Quem não está com medo de se expressar na internet provavelmente não está na internet. O pânico do cancelamento pode ser silencioso, podemos fingir que ele não existe, mas ele é real e também muito simbólico do momento político e social que estamos vivendo. Como muito bem descreveu a psicanalista Vera Iaconelli no último episódio da nossa série “Tapa Na Cara”, criada, escrita e apresentada por Tati Bernardi: “Com medo do outro, a gente se associa a alguns, e pra que não exista animosidade aqui entre nós, a gente estabelece um inimigo comum. Tem essa ideia de cardume e esse cardume me protege. Esse mecanismo é muito antigo. O ter que odiar é uma outra dimensão disso.” 

O problema de viver com medo é que ele intoxica, confunde, trapaceia, e na maioria das vezes também rouba a nossa autenticidade, a nossa natureza. E principalmente a nossa possibilidade de criar uma conexão verdadeira, tanto com a gente mesmo quanto com o outro. “A gente tem uma fantasia de só estar cercado de pessoas que são idênticas a nós, o que seria insuportável. Temos essa dificuldade de aguentar a diferença, de aguentar esse outro, e ficar denunciando mostra um pouco da nossa insatisfação com a nossa vida, com as nossas escolhas. Essa perseguição vai criando uma ideia de que o outro está errado e vai fazendo uma sombra em mim porque quando eu coloco o foco no erro do outro eu fico no lugar dos bons”, explica Vera.

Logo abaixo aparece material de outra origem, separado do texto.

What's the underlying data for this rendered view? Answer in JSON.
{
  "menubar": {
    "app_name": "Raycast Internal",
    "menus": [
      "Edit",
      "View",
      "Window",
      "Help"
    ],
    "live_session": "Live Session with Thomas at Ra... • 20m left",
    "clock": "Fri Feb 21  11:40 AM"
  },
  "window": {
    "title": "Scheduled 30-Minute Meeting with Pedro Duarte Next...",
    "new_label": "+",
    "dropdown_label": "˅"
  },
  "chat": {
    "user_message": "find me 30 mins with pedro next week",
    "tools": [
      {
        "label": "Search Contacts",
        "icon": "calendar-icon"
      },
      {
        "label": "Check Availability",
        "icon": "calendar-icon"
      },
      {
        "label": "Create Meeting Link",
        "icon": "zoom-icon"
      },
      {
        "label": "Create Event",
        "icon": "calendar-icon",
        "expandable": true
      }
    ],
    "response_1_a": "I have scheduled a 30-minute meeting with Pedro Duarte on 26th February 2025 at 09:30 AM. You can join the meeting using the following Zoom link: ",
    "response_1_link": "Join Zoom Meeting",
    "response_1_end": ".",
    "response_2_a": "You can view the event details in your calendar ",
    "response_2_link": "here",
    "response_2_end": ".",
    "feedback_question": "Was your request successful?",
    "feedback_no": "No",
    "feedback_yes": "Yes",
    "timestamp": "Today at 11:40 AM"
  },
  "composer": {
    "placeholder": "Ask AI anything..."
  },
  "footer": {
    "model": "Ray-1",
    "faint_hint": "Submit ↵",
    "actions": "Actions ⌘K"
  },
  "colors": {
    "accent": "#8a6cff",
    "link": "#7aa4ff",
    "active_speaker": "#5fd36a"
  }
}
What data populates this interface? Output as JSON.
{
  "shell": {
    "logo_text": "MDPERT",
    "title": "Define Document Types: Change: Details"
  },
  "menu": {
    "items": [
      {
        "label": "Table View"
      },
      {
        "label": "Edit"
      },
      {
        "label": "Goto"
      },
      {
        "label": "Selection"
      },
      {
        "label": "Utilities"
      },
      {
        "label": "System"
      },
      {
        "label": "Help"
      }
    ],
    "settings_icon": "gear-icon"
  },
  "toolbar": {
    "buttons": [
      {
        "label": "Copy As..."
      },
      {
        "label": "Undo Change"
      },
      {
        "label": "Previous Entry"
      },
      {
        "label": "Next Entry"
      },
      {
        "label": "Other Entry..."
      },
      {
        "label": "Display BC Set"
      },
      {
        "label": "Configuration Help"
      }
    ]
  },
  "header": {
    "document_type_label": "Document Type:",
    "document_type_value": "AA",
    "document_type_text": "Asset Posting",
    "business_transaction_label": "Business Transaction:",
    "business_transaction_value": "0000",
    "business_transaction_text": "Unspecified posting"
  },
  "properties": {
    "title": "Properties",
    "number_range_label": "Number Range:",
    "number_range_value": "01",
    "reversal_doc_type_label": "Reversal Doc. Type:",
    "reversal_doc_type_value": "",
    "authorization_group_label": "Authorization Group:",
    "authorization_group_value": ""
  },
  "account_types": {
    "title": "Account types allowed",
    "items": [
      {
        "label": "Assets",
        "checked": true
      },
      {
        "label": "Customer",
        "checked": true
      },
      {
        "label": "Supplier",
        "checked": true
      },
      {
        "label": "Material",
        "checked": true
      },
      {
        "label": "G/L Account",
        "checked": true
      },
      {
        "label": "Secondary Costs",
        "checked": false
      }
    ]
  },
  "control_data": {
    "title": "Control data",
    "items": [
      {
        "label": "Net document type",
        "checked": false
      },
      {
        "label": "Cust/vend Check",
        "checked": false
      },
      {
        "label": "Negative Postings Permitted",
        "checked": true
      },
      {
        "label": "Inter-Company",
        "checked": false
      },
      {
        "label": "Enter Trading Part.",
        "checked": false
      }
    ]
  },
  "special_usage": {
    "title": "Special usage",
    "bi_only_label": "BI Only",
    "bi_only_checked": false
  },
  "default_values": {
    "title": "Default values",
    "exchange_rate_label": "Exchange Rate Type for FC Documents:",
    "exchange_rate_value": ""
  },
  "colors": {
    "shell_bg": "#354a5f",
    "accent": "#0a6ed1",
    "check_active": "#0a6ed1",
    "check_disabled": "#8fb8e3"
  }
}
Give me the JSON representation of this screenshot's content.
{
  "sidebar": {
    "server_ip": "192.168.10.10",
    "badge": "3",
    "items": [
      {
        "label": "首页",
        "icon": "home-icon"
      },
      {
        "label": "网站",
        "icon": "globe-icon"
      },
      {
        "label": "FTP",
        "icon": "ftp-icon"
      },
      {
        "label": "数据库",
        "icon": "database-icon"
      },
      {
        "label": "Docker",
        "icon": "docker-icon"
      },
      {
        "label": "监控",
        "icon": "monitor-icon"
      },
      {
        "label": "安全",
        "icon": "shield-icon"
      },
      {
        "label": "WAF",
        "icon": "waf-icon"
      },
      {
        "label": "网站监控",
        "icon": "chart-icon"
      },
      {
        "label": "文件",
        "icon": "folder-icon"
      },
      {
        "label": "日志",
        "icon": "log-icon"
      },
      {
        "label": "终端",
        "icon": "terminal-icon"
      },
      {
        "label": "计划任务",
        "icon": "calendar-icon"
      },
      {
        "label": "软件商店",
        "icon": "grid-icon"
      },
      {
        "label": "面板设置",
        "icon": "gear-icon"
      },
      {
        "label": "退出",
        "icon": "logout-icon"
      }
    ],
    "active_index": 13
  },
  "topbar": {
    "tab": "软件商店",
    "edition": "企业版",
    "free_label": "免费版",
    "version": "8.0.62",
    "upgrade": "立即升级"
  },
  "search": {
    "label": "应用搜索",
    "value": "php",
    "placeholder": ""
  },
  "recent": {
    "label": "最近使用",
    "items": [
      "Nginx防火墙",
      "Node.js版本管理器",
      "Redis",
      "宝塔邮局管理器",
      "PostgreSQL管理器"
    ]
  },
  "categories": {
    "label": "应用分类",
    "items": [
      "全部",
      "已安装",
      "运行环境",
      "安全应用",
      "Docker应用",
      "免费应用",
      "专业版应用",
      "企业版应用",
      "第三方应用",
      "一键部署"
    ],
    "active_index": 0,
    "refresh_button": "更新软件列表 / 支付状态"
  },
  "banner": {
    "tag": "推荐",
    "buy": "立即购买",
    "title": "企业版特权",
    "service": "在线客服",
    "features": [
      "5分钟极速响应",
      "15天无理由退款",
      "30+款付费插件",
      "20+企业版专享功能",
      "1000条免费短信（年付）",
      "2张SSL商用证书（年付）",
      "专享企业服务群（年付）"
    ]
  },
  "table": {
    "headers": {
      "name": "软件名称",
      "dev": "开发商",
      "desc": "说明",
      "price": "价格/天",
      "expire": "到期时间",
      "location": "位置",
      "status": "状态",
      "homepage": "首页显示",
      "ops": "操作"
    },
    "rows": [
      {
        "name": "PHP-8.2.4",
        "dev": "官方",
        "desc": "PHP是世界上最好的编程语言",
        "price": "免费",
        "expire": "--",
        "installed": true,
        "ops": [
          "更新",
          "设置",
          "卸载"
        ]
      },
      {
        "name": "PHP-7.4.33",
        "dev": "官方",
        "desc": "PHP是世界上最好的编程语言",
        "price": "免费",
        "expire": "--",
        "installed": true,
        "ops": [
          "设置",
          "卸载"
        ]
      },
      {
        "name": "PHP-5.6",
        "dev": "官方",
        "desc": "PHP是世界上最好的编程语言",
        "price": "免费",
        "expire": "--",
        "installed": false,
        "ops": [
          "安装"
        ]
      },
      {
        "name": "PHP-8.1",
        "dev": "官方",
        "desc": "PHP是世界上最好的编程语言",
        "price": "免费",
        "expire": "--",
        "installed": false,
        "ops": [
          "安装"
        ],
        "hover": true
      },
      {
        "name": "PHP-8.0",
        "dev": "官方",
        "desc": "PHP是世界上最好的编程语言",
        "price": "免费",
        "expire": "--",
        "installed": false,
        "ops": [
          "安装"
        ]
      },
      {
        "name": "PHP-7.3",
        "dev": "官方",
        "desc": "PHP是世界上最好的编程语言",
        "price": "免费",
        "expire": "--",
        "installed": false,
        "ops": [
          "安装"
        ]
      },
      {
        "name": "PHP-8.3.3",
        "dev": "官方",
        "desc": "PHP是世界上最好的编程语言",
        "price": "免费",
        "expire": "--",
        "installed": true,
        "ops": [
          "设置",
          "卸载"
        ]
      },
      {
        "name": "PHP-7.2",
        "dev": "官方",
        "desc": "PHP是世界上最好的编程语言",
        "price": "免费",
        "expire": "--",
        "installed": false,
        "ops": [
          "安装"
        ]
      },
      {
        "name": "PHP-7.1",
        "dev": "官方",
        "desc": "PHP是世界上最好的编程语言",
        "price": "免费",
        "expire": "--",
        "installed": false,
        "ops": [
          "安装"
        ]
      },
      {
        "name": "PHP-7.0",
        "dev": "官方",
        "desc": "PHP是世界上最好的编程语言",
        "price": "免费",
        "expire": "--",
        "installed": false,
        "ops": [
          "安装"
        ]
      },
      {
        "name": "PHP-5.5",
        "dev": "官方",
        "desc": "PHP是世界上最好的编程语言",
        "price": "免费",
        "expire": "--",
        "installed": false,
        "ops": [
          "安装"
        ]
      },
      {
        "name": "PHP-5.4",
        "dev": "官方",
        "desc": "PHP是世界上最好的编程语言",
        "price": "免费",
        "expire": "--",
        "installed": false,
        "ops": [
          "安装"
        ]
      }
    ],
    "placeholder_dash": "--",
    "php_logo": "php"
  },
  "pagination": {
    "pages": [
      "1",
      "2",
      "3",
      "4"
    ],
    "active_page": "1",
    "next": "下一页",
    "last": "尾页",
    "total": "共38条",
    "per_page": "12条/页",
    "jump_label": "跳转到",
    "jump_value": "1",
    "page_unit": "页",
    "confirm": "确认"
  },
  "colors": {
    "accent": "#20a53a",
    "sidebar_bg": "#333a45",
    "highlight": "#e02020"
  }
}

Crescer dói, e tudo o que estamos vivendo coletivamente pode ser muito trabalhoso, muito desafiador, mas também é muito bonito e fundamental. Principalmente se conseguimos olhar ao redor e perceber a diversidade como parte essencial da nossa evolução. É ela que nos leva pra frente. E conseguir olhar e aceitar o que é diferente da gente também nos ajuda a perceber a nossa própria unicidade, o nosso lugar no mundo. O problema é que precisar estar sempre do lado certo de uma situação, como uma forma de sobrevivência, pode nos dar uma falsa sensação de superioridade e ao mesmo tempo nos deixar em um lugar muito pequeno e apertado. 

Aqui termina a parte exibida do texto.